Home Buying In Toronto Has Declined By Two-Thirds In The Young Professional’s Population

Due to the increase in house prices in Toronto, businesses are finding it hard to draw new talent and retain them and this is threatening the future of Canada’s largest economic engine. This is what was concluded from a recent study by the Toronto Region Board of Trade. It found out that in the city, more than two-thirds of the young professionals have eventually ceased to buy a house or upgrade on their homes.

This sign shows how desperate it is for someone who wants to buy a house in Toronto, where prices rose in recent months to above $1.5 million for an average single family home, whereas a standard condo is now being sold for more than $540,000.

Jan De Silva, who is the president and CEO of the Toronto Region Board of Trade, has noted that the problem is making the situation difficult for many employers. “We are hearing it directly from the business community, and we are even experiencing it as an employer,” she said, “We just said goodbye to a member of our team for this reason.”

No Thanks To A One-bedroom Condo   

The survey found out that 68 per cent of young professionals, described as those from 18 to 39 years of age, said they are highly unlikely to get a home or upgrade on the ones they have. Of the 68 per cent, 58 per cent stated that it was due to cost.

What was also discovered by the survey is the increased reluctance to buy the small condos that are currently spreading all over the city. 50 per cent of those surveyed said they prefer a single-family home while 81 per cent reiterated the fact that they do not want a condo.

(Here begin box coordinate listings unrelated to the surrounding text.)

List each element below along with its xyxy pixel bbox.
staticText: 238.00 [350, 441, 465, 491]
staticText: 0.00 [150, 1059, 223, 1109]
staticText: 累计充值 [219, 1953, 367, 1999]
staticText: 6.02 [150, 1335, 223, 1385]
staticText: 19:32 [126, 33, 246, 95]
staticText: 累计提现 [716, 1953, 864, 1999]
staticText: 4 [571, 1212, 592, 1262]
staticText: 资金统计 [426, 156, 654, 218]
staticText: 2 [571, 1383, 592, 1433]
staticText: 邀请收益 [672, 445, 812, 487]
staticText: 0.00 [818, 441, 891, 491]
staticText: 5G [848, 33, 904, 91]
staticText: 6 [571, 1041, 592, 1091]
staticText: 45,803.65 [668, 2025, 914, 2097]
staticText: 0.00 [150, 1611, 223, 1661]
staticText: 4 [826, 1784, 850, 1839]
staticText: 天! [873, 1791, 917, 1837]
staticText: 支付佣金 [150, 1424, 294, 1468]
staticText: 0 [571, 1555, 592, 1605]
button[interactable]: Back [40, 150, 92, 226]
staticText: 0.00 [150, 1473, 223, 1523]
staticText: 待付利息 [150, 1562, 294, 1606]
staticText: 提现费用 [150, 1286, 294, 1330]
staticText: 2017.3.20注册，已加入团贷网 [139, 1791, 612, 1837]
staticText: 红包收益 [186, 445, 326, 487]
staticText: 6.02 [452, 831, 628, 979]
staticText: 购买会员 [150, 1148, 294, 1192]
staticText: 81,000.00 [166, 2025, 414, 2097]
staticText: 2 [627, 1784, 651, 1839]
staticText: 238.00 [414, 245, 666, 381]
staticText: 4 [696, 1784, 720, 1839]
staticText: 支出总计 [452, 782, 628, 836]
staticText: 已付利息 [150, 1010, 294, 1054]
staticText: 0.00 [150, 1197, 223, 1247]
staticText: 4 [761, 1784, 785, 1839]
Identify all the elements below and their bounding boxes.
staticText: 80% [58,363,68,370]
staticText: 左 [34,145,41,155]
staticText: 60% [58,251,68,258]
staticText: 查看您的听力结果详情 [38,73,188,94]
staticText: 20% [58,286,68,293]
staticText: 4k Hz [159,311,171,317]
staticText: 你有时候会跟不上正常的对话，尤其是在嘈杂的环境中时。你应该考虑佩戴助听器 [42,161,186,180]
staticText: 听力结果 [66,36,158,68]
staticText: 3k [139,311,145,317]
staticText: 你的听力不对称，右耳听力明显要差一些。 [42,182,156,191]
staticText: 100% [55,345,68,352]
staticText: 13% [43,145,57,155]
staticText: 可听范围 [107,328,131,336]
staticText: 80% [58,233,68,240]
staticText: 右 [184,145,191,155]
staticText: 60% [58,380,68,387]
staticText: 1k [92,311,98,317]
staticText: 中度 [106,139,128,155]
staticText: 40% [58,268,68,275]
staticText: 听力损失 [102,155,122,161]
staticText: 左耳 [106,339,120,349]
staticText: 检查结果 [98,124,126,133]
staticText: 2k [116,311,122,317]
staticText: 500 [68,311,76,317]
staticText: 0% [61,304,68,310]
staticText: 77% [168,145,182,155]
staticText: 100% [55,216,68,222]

However, only 4 per cent said they would want a one-bedroom condo, which is the most common type being built around Toronto.

De Silva has put blame about the incorrect housing mix on little investment in transit in recent years as well as high housing costs in Toronto. It has also been suggested by other experts that the lack of transit is putting an extra cost on downtown locations, while the rise in the cost of family homes is due to the lack of detached home construction.

De Silva said, “Providing young professionals with more options to allow them to live and work in the GTA will ensure we have the talent we need to be one of the most competitive and sought after business regions in the world.”